Certo, al bar ci tengo. Mi sono fatto un culo così per mandarlo avanti. Era il bar di mio nonno e di mio padre. Cazzo, ho le idee confuse. A volte penso che la vita sia come un treno, che te viaggi sul vagone di mezzo. All’improvviso i vagoni di dietro frenano per fermarsi e quelli davanti accelerano. Il passato e il futuro ti tirano da due parti diverse. Ti spacchi in due, e non sai cosa fare.

Se ripenso ad esperimenti simili mi viene in mente Se una notte d’inverno un viaggiatore, di Calvino, ma laddove quest’ultimo confonde, Benni illumina. Le storie che intervallano la narrazione principale alimentano il fuoco che rende vivi personaggi, di cui poco a poco irrimediabilmente ci invaghiamo: l’aggiustatutto Ispido Manidoro, i fratelli Trincone (Trincone Toro, Trincone Carogna e lo sfortunato Trincone Amoroso) col cane Merlot, il profeta Melone e Maria Sandokan, la parrucchiera Frida Fon e il menagramo Curnacia, che porta sempre sfiga.
Di tutte le digressioni, la mia preferita riguarda il tumulto che tempesta la località nel periodo in cui due cuochi prestigiosi si confrontano dalle rispettive e opposte cucine: parlo di Rasputin, sanguinolento cacciatore, e Sofronia, fervida vegetariana. Per sapere chi vincerà la sfida tra menù e orgogli non resta che addentrarvi tra le pagine.

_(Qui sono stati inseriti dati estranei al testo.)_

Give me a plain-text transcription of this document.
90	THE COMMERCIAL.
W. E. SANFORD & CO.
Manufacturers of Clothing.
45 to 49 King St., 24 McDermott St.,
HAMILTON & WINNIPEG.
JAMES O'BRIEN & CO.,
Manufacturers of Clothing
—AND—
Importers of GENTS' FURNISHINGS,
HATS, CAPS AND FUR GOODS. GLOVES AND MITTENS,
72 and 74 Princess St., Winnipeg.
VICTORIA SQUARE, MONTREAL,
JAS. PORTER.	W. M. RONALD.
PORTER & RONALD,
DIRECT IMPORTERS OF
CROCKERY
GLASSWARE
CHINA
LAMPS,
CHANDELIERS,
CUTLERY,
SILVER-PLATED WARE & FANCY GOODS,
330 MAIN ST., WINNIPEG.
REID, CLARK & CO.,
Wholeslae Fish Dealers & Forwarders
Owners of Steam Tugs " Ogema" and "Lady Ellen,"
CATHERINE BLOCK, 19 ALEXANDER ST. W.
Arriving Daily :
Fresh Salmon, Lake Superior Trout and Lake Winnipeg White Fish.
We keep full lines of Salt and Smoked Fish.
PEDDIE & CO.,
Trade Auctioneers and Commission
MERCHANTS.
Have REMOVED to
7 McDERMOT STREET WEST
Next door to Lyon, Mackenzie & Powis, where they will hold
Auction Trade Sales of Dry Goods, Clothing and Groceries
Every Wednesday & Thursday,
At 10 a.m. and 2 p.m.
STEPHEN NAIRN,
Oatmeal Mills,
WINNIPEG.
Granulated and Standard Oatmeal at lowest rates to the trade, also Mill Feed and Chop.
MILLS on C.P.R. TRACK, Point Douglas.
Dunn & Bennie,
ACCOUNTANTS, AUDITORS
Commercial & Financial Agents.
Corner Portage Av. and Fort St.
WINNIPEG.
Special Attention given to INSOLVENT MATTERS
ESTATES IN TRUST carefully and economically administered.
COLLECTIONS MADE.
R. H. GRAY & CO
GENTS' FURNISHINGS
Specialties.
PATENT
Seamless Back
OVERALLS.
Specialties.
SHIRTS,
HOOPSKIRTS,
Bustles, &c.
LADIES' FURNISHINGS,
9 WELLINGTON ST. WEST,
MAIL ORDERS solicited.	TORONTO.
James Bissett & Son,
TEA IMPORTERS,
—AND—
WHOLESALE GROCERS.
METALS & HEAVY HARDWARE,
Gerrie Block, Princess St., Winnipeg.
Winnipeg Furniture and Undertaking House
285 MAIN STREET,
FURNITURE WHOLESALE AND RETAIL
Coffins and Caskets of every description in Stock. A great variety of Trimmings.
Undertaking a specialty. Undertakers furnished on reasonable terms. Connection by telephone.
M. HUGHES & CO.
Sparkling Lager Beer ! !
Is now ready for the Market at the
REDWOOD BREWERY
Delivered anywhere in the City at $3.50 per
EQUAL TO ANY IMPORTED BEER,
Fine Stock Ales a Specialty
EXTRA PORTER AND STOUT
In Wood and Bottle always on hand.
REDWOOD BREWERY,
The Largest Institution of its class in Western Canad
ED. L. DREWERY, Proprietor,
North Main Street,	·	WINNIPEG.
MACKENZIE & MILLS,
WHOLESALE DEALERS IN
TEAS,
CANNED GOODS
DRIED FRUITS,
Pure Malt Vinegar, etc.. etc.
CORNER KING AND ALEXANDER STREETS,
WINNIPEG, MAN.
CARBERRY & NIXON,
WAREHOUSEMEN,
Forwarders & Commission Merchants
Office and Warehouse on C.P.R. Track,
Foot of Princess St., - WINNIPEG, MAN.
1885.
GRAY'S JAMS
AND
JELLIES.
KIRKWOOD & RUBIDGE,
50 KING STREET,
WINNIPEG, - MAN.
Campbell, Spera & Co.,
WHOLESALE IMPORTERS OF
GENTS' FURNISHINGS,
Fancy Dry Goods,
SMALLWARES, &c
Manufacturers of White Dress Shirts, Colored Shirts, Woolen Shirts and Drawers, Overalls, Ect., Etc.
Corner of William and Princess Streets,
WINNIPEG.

In serbo c’è anche un delitto perpetuato con un ghiacciolo e un contadino che scopre le love chat sul web.

Benni è un geniale autore comico che abbiamo la fortuna di avere in Italia e in questo libro dà il meglio di sé, facendoci cadere in un trisogno dal quale ci risvegliamo divertiti e forse anche un po’ saggi.

– Non sarà mai felice, – diceva – la felicità è come l’acqua. Non arriva in un momento, bisogna trovarla, preparare la pompa, fare un pozzetto, mettere le tubature e i rubinetti. Dopo che te la sei conquistata con fatica, allora la puoi bere.